$\textbf{Problem}$ Let $\Omega$ be an open, bounded and connected subset of $\mathbb{R}^n$. Suppose that $\partial \Omega$ is $C^{\infty}$. Consider an eigenvalue problem
\begin{align*}
\begin{cases}
-\Delta u=\lambda u & \textrm{ in } \; \Omega \\
\frac{\partial u}{\partial \nu}=-u & \textrm{ on } \partial \Omega
\end{cases}
\end{align*}
Define a bilinear operater $(\cdot,\cdot)_{H^1}$ by
\begin{align*}
(u,v)_{H^1}:=\int_{\Omega} \nabla u \cdot \nabla v \;dx + \int_{\partial \Omega} uv \; d\sigma
\end{align*}
Show that there exists a constant $\theta>0$ independent of $u,v$ such that
\begin{align*}
(u,u)_{H^1} \geq \theta \Vert u \Vert _{H^1(\Omega)}^2
\end{align*}
$\textbf{Attempt}$
\begin{align*}
(u,u)_{H^1}&=\int_{\Omega} \nabla u \cdot \nabla u \;dx + \int_{\partial \Omega} u^2 \; d\sigma \\
&=\int_{\Omega} \nabla \cdot(u\nabla u)-u\Delta u \; dx +\int_{\partial \Omega} u^2 \; d\sigma \\
&=\int_{\partial \Omega} u \frac{\partial u}{\partial \nu} \; d\sigma +\int_{\Omega} \lambda u^2 dx +\int_{\partial \Omega} u^2 \; d\sigma \\
&=-\int_{\partial \Omega} u^2 \; d\sigma +\int_{\Omega} \lambda u^2 dx +\int_{\partial \Omega} u^2 \; d\sigma\\
&=\lambda \Vert u \Vert _{L^2(\Omega)}^2
\end{align*}
I don't know how to get $\lambda \Vert u \Vert_{L^2(\Omega)}^2 \geq \theta \Vert u \Vert_{H^1(\Omega)}^2$…
Any help is appreciated..
Thank you!
Best Answer
Here is a standard proof by contradiction.
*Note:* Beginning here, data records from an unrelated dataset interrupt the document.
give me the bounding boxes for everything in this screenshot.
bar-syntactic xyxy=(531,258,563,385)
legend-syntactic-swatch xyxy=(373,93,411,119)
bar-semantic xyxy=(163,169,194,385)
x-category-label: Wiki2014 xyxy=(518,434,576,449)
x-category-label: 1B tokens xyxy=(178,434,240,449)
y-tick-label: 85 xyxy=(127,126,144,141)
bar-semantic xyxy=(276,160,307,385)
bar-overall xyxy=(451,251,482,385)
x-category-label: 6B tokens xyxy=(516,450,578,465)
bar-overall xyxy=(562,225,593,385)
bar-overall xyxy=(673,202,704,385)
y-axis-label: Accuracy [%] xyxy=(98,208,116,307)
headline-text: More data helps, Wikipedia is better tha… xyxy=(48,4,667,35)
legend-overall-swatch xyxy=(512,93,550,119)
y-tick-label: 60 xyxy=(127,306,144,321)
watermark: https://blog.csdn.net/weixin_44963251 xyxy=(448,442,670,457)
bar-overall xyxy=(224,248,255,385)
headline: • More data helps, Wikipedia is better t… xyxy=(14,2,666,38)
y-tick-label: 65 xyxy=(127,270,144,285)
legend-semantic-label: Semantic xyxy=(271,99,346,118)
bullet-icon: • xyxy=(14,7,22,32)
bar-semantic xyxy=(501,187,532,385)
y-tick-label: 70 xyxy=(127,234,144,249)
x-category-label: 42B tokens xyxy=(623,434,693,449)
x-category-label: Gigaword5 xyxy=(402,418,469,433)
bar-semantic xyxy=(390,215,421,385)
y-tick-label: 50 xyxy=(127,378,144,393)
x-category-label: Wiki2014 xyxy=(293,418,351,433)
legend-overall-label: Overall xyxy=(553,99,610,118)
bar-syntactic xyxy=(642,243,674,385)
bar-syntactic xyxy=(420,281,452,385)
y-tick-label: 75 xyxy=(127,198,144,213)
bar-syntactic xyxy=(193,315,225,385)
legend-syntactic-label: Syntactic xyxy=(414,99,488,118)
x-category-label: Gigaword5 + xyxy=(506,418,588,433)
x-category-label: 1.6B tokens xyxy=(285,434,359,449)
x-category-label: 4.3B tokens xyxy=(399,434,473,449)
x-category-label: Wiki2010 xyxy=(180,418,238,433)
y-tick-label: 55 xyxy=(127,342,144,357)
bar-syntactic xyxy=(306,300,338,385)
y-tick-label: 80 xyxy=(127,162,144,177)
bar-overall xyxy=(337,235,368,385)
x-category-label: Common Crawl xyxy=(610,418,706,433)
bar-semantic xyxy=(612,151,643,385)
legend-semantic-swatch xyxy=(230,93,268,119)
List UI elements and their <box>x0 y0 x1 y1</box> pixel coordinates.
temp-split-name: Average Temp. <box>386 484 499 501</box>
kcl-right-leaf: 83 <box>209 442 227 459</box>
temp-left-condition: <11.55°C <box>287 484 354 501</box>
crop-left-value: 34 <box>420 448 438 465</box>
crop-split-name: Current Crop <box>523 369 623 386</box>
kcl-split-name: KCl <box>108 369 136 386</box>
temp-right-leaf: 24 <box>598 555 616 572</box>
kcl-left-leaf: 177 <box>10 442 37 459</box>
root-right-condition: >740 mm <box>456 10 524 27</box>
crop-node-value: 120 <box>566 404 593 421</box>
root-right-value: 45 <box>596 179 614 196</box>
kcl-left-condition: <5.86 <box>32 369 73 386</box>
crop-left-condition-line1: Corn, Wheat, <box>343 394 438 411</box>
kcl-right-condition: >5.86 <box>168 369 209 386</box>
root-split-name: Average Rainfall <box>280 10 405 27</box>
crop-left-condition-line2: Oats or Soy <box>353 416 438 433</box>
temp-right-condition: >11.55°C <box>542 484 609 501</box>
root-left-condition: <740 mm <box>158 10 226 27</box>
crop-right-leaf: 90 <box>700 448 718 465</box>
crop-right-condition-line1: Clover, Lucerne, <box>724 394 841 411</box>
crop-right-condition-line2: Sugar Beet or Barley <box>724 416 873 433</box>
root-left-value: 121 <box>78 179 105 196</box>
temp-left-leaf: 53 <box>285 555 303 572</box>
Assume that the inequality does not hold. Then for all $n$ there is $u_n\in H^1(\Omega)$ such that $$ \|\nabla u_n\|_{L^2(\Omega)}^2 + \|u_n\|_{L^2(\partial\Omega)}^2 < n \|u_n\|_{H^1(\Omega)}^2. $$ This implies $u_n\ne0$, and we can assume w.l.o.g. $\|u_n\|_{H^1(\Omega)}=1$. Then $\nabla u_n\to0$ in $L^2(\Omega)$ and $u\to0$ in $L^2(\partial\Omega)$ follows immediately.
Since $(u_n)$ is bounded in $H^1$, after extracting a subsequence (denoted the same for simplicity), we have $u_n\rightharpoonup u$ in $H^1(\Omega)$. Then $\nabla u=0$, and $u$ is a constant. Since $\|u\|_{L^2(\partial\Omega)}=0$, it follows $u=0$. By compact embedding, $u_n\to0$ in $L^2(\Omega)$. This implies $u\to0$ strongly in $H^1(\Omega)$, which is a contradiction to $\|u_n\|_{H^1}=1$.